Anthony Albanese n’est pas Bob Hawke, et son style de leadership de PDG a conduit à une profonde défaite

Les sondages ajoutent à la douleur politique à laquelle est confronté Anthony Albanese dans le sillage de The Voice.Crédit: Alex Ellinghausen

Albanese a eu plus de 20 ans pour observer Peter Dutton au parlement. Il devait savoir que Dutton ne soutiendrait jamais le cas du Oui, même si Dutton prétendait être ouvert à la persuasion. Parce que même si Dutton avait voulu se laisser influencer, la salle du parti libéral et sa base n’y auraient jamais résisté. Dutton l’aurait toujours su, mais Albanese, qui ne doute pas de lui-même en ce qui concerne son jugement politique, ne l’a apparemment pas su.

Au fil des mois précédant le 14 octobre, les résultats des sondages en faveur du Oui ont suivi une trajectoire descendante constante. Albanese n’arrêtait pas de répéter les mêmes choses avec le même niveau d’énergie limité. Il y avait peu de chaleur ou de passion dans son argument. Rien n’a changé.

Il est certain que maintenant, le centime commence à baisser. Il n’est pas une nouvelle incarnation de Bob Hawke, doté d’une compréhension profonde et instinctive de la mentalité australienne. Hawke était un cas unique. Albanese est le chef d’un parti qui vient de franchir la ligne d’arrivée l’année dernière.

Étant donné que le gouvernement en est à son premier mandat et que la coalition est affaiblie, les libéraux ayant pratiquement éteint leur aile modérée, il ne semble peut-être pas que les travaillistes se battent pour leur survie, mais c’est pourtant le cas. Sa majorité de trois à la Chambre basse est mince. Victoria et la Nouvelle-Galles du Sud, où les résultats ont été les plus élevés l’année dernière, perdent toutes deux un siège lors du redistribution électorale.
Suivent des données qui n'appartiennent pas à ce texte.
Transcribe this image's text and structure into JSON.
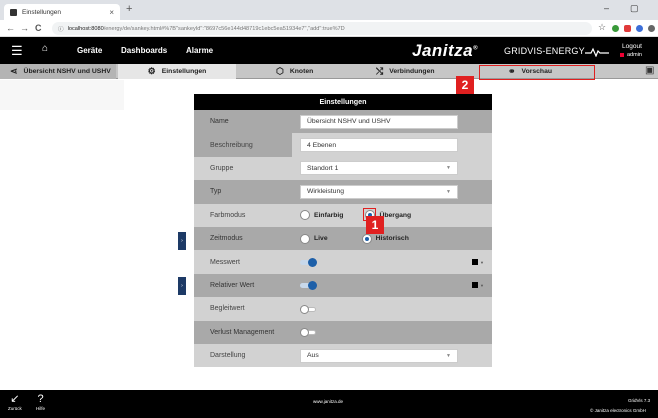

La possibilité de ne pas obtenir la majorité lors des prochaines élections est importante. Une répétition de l’effort référendaire de plomb serait probablement catastrophique et pourrait risquer le retour d’un gouvernement minoritaire.

Sur le plan politique, Albanese remporte quelques victoires. Il est doué pour faire adopter son programme au Sénat, en utilisant les compétences de la corde raide qu’il a développées en tant que jeune agent de faction et de parti. Et la visite de cette semaine à Pékin, une étape de plus dans la réparation d’une relation vitale, montre la valeur de sa diplomatie patiente.

Certains indices donnent à penser que certains, au sommet ou à proximité du sommet du gouvernement, commencent à comprendre l’ampleur du défi. Un rapport du week-end selon lequel Albanese a renforcé une équipe de recherche sur l’opposition dans son bureau, mieux connue sous le nom d’« unité de saleté » conçue pour déterrer des informations négatives sur la Coalition, et sur Dutton en particulier, plaira au secrétariat national de l’ALP, qui a fait pression pour plus d’informations. techniques de campagne agressives. Le refus de Tony Burke la semaine dernière de se conformer au discours obligatoire sur la guerre d’Israël contre le Hamas a eu un impact matériel sur l’évolution de la réponse du parti travailliste au conflit.

Mais au-delà de cela, y a-t-il des membres du caucus et du Cabinet prêts à aller plus loin, à prendre des risques, à soulever quelques inquiétudes sur l’orientation politique du gouvernement et à dire la vérité au pouvoir ? C’était autrefois la façon de faire au sein du Parti travailliste, où les points de divergence et les débats animés étaient acceptés, même pendant les périodes de mandat. Après l’échec du 14 octobre, personne ne peut dire qu’il n’est pas conscient des failles du nouveau modèle d’entreprise du parti travailliste.

Shaun Carney est un chroniqueur régulier.